Current work by Romero-Silva and Shaaban has suggested that an unbalanced assignment of buffer capacities along the line, i.e. concentrating buffer towards the central or final stations of the line, results in higher throughput for unreliable lines, while the throughput of reliable lines is better served with a balanced assignment of buffers. However, they did not assess the impact of different degrees of machine efficiency (ε) and different values of MTTF and MTTR on the performance of a merging line, despite the fact that the influence of different production line design factors (e.g. buffer capacity) is highly dependent on ε, MTTF and MTTR. Moreover, they did not investigate the profit-related trade-off between investing in additional buffer capacity to generate more throughput and the cost of that investment.

The above review reflects a history of merging line research that has mostly focused either on developing line balancing and mathematical optimisation methods, or on developing of analytical and approximation methods.
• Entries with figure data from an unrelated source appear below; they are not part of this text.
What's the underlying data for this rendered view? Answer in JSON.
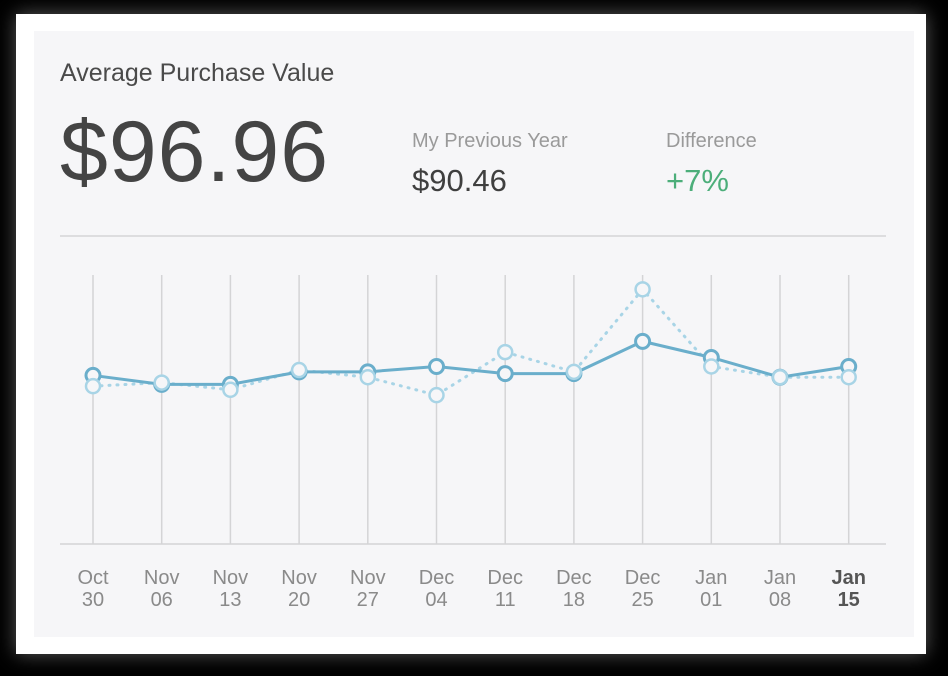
{
  "card": {
    "title": "Average Purchase Value",
    "value": "$96.96",
    "previous": {
      "label": "My Previous Year",
      "value": "$90.46"
    },
    "difference": {
      "label": "Difference",
      "value": "+7%"
    }
  },
  "colors": {
    "current_line": "#6aaecb",
    "previous_line": "#a8d4e6",
    "difference_positive": "#4cae7a",
    "grid": "#d4d4d6"
  },
  "chart_data": {
    "type": "line",
    "title": "",
    "xlabel": "",
    "ylabel": "",
    "ylim": [
      0,
      150
    ],
    "grid": "vertical",
    "highlighted_category_index": 11,
    "categories": [
      [
        "Oct",
        "30"
      ],
      [
        "Nov",
        "06"
      ],
      [
        "Nov",
        "13"
      ],
      [
        "Nov",
        "20"
      ],
      [
        "Nov",
        "27"
      ],
      [
        "Dec",
        "04"
      ],
      [
        "Dec",
        "11"
      ],
      [
        "Dec",
        "18"
      ],
      [
        "Dec",
        "25"
      ],
      [
        "Jan",
        "01"
      ],
      [
        "Jan",
        "08"
      ],
      [
        "Jan",
        "15"
      ]
    ],
    "series": [
      {
        "style": "solid",
        "values": [
          94,
          89,
          89,
          96,
          96,
          99,
          95,
          95,
          113,
          104,
          93,
          99
        ]
      },
      {
        "style": "dotted",
        "values": [
          88,
          90,
          86,
          97,
          93,
          83,
          107,
          96,
          142,
          99,
          93,
          93
        ]
      }
    ]
  }
}
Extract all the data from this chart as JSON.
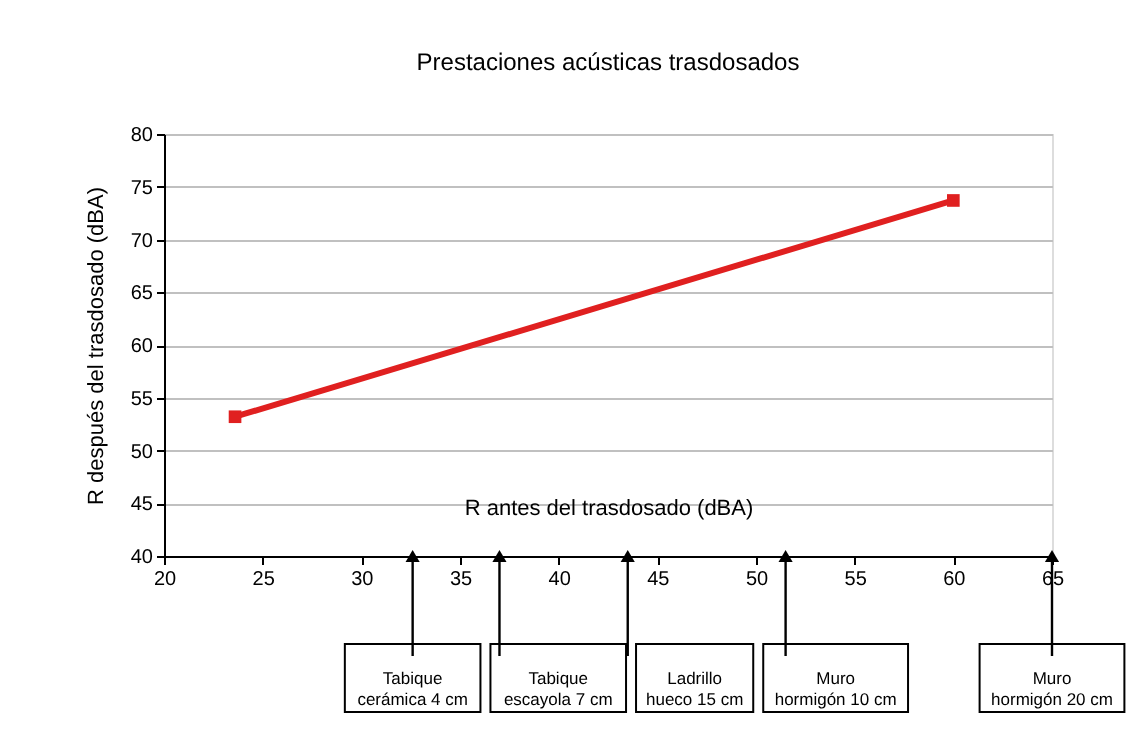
{
  "chart_data": {
    "type": "line",
    "title": "Prestaciones acústicas trasdosados",
    "xlabel": "R antes del trasdosado  (dBA)",
    "ylabel": "R después del trasdosado  (dBA)",
    "xlim": [
      20,
      65
    ],
    "xticks": [
      20,
      25,
      30,
      35,
      40,
      45,
      50,
      55,
      60,
      65
    ],
    "ylim": [
      40,
      80
    ],
    "yticks": [
      40,
      45,
      50,
      55,
      60,
      65,
      70,
      75,
      80
    ],
    "grid": "y",
    "marker": "square",
    "line_style": "solid",
    "legend": false,
    "series": [
      {
        "color": "#e02020",
        "x": [
          23.6,
          60
        ],
        "values": [
          53.2,
          73.7
        ]
      }
    ],
    "annotations": [
      {
        "text": "Tabique cerámica 4 cm",
        "x": 32.6,
        "y": 40
      },
      {
        "text": "Tabique escayola 7 cm",
        "x": 37,
        "y": 40
      },
      {
        "text": "Ladrillo hueco 15 cm",
        "x": 43.5,
        "y": 40
      },
      {
        "text": "Muro hormigón 10 cm",
        "x": 51.5,
        "y": 40
      },
      {
        "text": "Muro hormigón 20 cm",
        "x": 65,
        "y": 40
      }
    ]
  }
}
To the best of our knowledge, there are no studies which integratively study the influence of both buffer allocation patterns and degrees of unreliability on the performance of TR and ABL in merging lines, considering inventory holding costs and buffer capacity investment costs. Therefore, the performance of unreliable merging lines with uneven buffer sizes is examined here to bridge this gap and contribute to both theory and practice. This study applies simulation and statistical analysis to assess if uneven buffer size allocation can generate better results than those obtained from balanced buffer allocation along the line, considering different degress of unreliability.